Ideally, he said, changes would come from conversations had out in the open—and without getting political.

Going back to last September, school officials had begun meeting with students and parents for perspectives that could then act as a jumping off point. Femrite said the new effort has also been a data-driven project that began with a review of historical and current demographics and disparities in student academic performance.


Westonka’s demographics have shifted, albeit slowly, over the past 10 years, and the most recent academic year reflected the district’s most diverse student body in the past decade.

Not just the raw numbers but the proportion of BIPOC students has increased, from 5 percent of Westonka’s student population in 2008 to an estimated 13.9 percent in 2020 (estimated because final enrollment numbers are not generally known until fall).
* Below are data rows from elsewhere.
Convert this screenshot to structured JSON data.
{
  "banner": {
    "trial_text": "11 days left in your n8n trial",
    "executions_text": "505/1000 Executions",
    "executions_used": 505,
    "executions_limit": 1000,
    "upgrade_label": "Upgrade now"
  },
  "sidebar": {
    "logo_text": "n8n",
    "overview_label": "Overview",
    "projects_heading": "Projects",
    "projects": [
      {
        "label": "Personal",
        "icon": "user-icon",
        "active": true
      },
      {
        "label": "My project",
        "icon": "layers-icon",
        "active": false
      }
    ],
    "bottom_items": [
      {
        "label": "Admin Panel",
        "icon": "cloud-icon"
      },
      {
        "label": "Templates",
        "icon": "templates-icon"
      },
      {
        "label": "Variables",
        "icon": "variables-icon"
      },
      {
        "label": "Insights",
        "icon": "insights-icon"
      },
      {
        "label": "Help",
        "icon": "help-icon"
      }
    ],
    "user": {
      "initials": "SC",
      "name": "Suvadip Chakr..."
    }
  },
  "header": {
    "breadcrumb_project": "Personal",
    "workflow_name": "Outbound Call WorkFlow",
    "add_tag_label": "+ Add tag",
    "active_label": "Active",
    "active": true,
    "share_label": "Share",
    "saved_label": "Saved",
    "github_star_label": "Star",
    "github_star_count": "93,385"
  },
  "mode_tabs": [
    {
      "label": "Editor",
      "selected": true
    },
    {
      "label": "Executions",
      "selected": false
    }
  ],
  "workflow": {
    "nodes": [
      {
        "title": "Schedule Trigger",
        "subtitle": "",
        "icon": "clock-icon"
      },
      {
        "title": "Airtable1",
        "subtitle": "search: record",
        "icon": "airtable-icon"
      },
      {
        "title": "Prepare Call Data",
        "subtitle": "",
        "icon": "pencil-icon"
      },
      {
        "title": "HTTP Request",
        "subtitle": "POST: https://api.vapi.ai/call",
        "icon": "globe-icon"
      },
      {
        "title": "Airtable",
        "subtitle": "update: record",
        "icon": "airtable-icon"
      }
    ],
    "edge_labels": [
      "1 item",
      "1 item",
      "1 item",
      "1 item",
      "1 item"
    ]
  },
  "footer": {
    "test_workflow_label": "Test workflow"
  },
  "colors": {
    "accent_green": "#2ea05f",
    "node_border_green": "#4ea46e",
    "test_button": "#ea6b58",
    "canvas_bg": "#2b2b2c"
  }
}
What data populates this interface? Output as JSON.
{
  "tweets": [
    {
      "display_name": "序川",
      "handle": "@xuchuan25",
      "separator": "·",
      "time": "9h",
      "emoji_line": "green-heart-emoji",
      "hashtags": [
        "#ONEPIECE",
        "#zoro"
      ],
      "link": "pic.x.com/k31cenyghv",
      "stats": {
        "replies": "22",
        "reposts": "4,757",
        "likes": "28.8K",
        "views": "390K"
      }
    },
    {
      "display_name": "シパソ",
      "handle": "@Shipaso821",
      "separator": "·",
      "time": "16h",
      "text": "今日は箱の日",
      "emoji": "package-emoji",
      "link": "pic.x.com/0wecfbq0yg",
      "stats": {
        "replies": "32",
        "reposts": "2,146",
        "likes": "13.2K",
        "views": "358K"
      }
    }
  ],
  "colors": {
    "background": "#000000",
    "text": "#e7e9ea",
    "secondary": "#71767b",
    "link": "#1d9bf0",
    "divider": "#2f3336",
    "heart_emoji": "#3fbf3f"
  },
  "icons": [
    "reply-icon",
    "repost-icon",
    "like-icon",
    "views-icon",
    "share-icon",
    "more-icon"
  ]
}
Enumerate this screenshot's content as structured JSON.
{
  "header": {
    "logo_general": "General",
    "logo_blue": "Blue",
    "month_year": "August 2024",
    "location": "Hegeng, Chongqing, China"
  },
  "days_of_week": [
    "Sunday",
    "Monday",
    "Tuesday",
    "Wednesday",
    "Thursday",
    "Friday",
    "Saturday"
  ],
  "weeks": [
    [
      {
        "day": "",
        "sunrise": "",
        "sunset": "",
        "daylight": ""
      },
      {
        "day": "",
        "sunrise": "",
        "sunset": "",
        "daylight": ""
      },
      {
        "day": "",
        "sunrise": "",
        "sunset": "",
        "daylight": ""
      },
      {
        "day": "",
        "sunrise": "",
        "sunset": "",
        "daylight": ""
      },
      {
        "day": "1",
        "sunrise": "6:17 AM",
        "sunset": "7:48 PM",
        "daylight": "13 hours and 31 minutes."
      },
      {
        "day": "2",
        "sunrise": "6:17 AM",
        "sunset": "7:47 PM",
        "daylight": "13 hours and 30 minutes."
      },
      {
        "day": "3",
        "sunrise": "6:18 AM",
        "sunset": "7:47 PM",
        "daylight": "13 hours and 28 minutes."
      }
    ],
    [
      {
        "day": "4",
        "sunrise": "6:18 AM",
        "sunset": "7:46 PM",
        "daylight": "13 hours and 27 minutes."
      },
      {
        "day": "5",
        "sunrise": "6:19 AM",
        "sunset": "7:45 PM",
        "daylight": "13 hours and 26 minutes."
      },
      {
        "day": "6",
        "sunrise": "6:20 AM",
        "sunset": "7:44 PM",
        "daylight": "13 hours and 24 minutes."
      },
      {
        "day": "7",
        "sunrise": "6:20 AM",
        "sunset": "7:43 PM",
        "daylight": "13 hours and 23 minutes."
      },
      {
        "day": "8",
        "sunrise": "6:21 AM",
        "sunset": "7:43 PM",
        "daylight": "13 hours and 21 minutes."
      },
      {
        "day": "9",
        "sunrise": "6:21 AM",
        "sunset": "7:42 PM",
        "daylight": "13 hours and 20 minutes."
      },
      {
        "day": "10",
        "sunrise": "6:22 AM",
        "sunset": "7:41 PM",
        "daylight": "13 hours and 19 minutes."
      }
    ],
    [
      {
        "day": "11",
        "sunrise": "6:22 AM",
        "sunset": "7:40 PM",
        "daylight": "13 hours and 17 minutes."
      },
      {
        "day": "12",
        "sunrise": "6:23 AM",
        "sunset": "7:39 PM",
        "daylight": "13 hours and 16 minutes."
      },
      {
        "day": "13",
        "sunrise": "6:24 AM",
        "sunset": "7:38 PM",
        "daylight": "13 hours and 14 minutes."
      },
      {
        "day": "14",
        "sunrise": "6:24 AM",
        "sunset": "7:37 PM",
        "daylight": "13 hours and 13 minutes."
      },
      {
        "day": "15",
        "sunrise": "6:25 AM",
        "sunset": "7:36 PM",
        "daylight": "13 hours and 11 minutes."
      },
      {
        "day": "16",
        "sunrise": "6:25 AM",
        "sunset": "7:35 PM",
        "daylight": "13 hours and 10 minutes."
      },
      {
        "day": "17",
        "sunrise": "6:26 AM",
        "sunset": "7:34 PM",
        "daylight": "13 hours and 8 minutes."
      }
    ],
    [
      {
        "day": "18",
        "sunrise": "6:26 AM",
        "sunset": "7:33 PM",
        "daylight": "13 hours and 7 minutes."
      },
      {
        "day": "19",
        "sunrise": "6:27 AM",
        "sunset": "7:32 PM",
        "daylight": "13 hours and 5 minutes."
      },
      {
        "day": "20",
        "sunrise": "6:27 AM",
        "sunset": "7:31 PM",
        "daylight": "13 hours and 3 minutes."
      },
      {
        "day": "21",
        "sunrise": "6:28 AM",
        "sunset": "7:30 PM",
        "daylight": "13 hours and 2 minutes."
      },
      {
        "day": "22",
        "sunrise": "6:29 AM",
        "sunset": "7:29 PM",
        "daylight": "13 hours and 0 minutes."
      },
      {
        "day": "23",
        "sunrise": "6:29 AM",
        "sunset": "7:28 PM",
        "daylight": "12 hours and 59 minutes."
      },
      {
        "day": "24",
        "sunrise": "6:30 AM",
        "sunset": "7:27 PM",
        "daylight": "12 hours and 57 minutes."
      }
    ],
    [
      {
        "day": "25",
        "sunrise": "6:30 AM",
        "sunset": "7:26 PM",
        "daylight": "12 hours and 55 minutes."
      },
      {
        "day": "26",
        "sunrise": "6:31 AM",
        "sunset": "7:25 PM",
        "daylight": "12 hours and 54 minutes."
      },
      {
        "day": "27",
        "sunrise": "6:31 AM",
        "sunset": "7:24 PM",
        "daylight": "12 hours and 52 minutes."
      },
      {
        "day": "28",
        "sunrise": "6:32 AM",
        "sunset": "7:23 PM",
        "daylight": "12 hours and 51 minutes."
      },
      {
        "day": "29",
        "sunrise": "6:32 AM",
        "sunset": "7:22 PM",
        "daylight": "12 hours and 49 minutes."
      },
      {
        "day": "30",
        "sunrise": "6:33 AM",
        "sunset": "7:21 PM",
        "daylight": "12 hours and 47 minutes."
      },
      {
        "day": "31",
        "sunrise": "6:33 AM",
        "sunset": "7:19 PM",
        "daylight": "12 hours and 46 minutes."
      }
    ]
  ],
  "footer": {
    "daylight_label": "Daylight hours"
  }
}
The greatest changes have been in the number of Hispanic students and students identifying as two or more races.

Analytics from the Minnesota Department of Education show that in 2008-2009, Westonka’s classrooms had just 36 Hispanic students or 1.6 percent of all Westonka students. That number trebled to an estimated 114 or 4.7 percent of students during the 2020-2021 school year.

The population of students of two or more races was 146 in 2020, a 25-student increase just since 2015 and now comprising 6 percent of Westonka’s student population. No data is available on this population from the 2008-2009 year.

The district has also seen a sizeable increase in its African American population, from 31 African American students enrolled in 2008 to 50 in 2020.

Conversely, Westonka has seen a sizeable loss in the number of Asian students enrolled, from 43 students in 2008 to 23 in 2020.

But even as the makeup of its student body has changed, staffing in the district has remained mostly white, Femrite told board members during that first presentation in May.

Among the goals outlined by school officials is one to “review and implement hiring practices” that would employ qualified individuals who “reflect in their ethnic background the diversity of our student body.”

The district is also looking to pursue professional development that would teach its staff “how to engage with students in topics that relate to diversity, equity, inclusion and current events” as well as how to eliminate barriers to academic and other opportunities and how to ensure a “welcoming and inclusive” environment for every student.


The first stages in developing the competency plan were ones of assessing where things stood and where things could improve, said Femrite back in May. Now it’s about taking that information and developing specific action.

The district isn’t done listening, leadership say, nor is it imposing a blanket program across the board. Going into late summer and fall, staff at each of Westonka’s schools will be narrowing focus and determining which areas, specific to their campus, most need addressing.

Part of that process will be reviewing different disaggregated data points: standardized test data, attendance, grades, course participation and co-curricular participation through a new student achivement dashboard.

Multiple academic indicators—standardized testing, pre-ACT scores and information about who is taking Advanced Placement exams (and what their average scores are)—have already shown administrators that Westonka’s BIPOC students have consistently had poorer outcomes than those attained by their White counterparts.

This disparity has shown up in a persistent 10 percentage point difference in state math scores and a 2-point difference in pre-ACT composite scores, neither of which difference has budged in the past five years.

It also showed up last fall.

Benchmark math testing through FASTBridge showed that the proportion of White students at Westonka considered to be at “low risk” for needing extra intervention was the same—58.6 percent—as the proportion of Black students whose scores registered them as being at “high risk” for this same intervention. By another comparison, just 12.3 percent of White students were considered to be at high risk.

Officials are seeing the new diversity focus as a continuation of work already begun and reference existing iniatives like personalized learning instruction, transition programs for the grades moving between school buildings as well as the high school’s WIN (“What I Need”) Time that partitions off a chunk of the school day for students to get extra help or retake tests.

“We’re working hard to do this work in a very thoughtful way, a very respectful way, and create an environment where all differences of opinions are valued as we forge ahead,” Femrite had told board members.